Looking back in history, there has been little correlation between the rate movements — either up or down — of the Federal Funds Rate and the price of gold, Thomas said. Correlation is a measurement of how two investment values move in relation to one another.

He said investments can move with positive correlation, when one goes up the other goes up or negative correlation, when one goes down the other one goes up.

Looking back over the past 36 years of history between the price of gold and the Federal Funds Rate, the correlation between these two have been -0.04. A correlation rating of 0 would mean there is no correlation, he said.

“Basically, there has been no correlation between gold and the Federal Funds Rate over the long-term,” Thomas said. “During shorter time periods, gold and the Federal Funds Rate can experience increased correlation.”

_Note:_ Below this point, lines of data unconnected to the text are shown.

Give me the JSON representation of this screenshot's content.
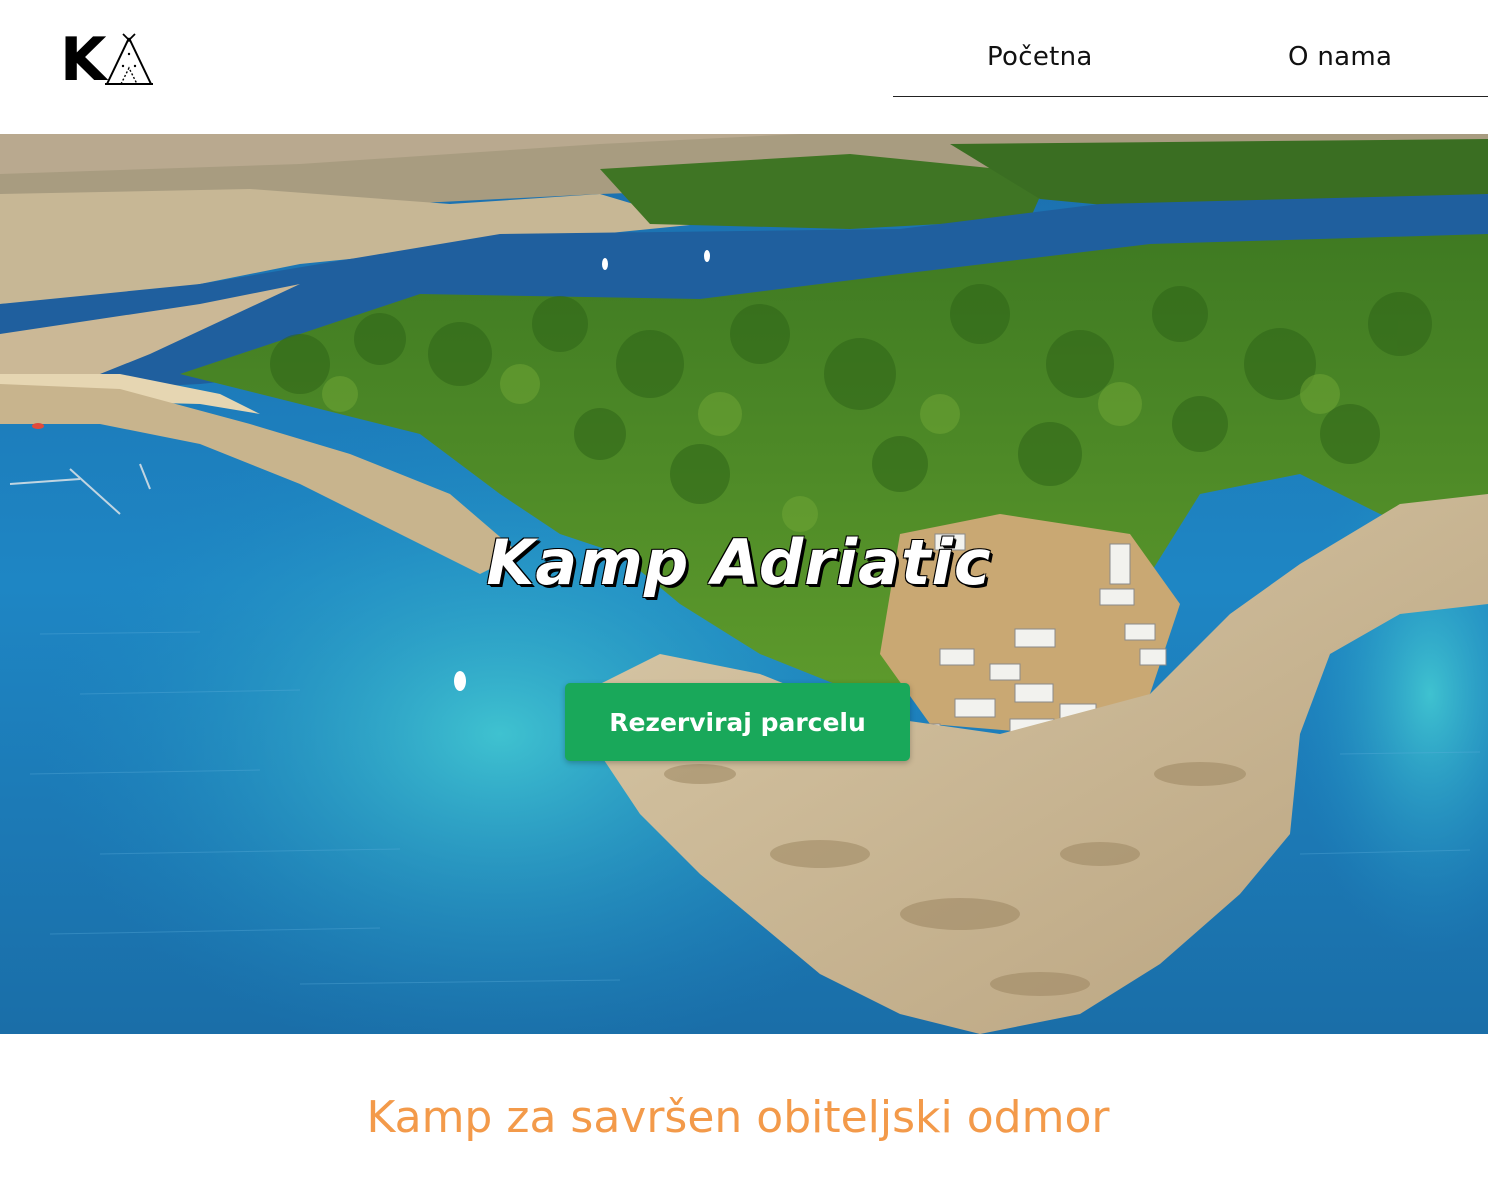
{
  "brand": {
    "logo_text": "K",
    "logo_icon": "teepee-tent-icon"
  },
  "nav": {
    "items": [
      {
        "label": "Početna"
      },
      {
        "label": "O nama"
      }
    ]
  },
  "hero": {
    "title": "Kamp Adriatic",
    "cta_label": "Rezerviraj parcelu",
    "image_subject": "aerial coastline campsite photo"
  },
  "intro": {
    "heading": "Kamp za savršen obiteljski odmor"
  },
  "colors": {
    "accent_green": "#19a85a",
    "heading_orange": "#f39a4a",
    "sea_blue": "#1b78b8",
    "forest_green": "#4e8c2a"
  }
}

Taylor offers this chart from Bloomberg, which plots the price of gold and the Federal Funds Rate from 1976 through 2016.
taylor graphic for 217
He said the chart shows seven times when there have been significant periods of interest rate hikes. During those periods, the price of gold has stayed about the same, gone up and gone down, he said.

If an investor is trying to put a fair value on the price of gold or thinking of whether to buy gold, Taylor says you should consider these points:

First, gold is considered a “safe haven” asset and can experience an increase in value during times of stock market volatility or economic and political instability, Taylor said.

Second, unlike stocks and bonds, gold does not provide an investor with any form of yield, he said.

“A gold investor will only benefit if the value of gold appreciates,” Taylor said. “During a rising interest rate environment, investors may decide to move funds from gold and other `safe haven’ assets into investments which now provide a higher yield and may offer less risk of principal loss, like a bond held until maturity.”

Third, Taylor said, the strength or weakness of the U.S. dollar should also be taken into consideration.

“Looking back over the past 40 years, gold and the value of the U.S. dollar have had a strong negative correlation of about -.40,” he said. “This means that as the value of the dollar increases, the value of gold decreases.”

Given that the U.S. is currently in rising interest rate environment and the value of the dollar is usually positively correlated to interest rates, we may see the value of gold decline over the next few years, Taylor said. He said the analysis excludes other factors such as trade deficits and surpluses, stock market valuations, economic growth, inflation and other factors that affect the value of the dollar.

“The value of gold tends to be speculative and rise in periods of significant economic and geopolitical uncertainty and it is difficult to discern the direction of gold based on only one factor, a rise in the Fed Funds rate, because the price can be affected by many different issues,” Taylor said.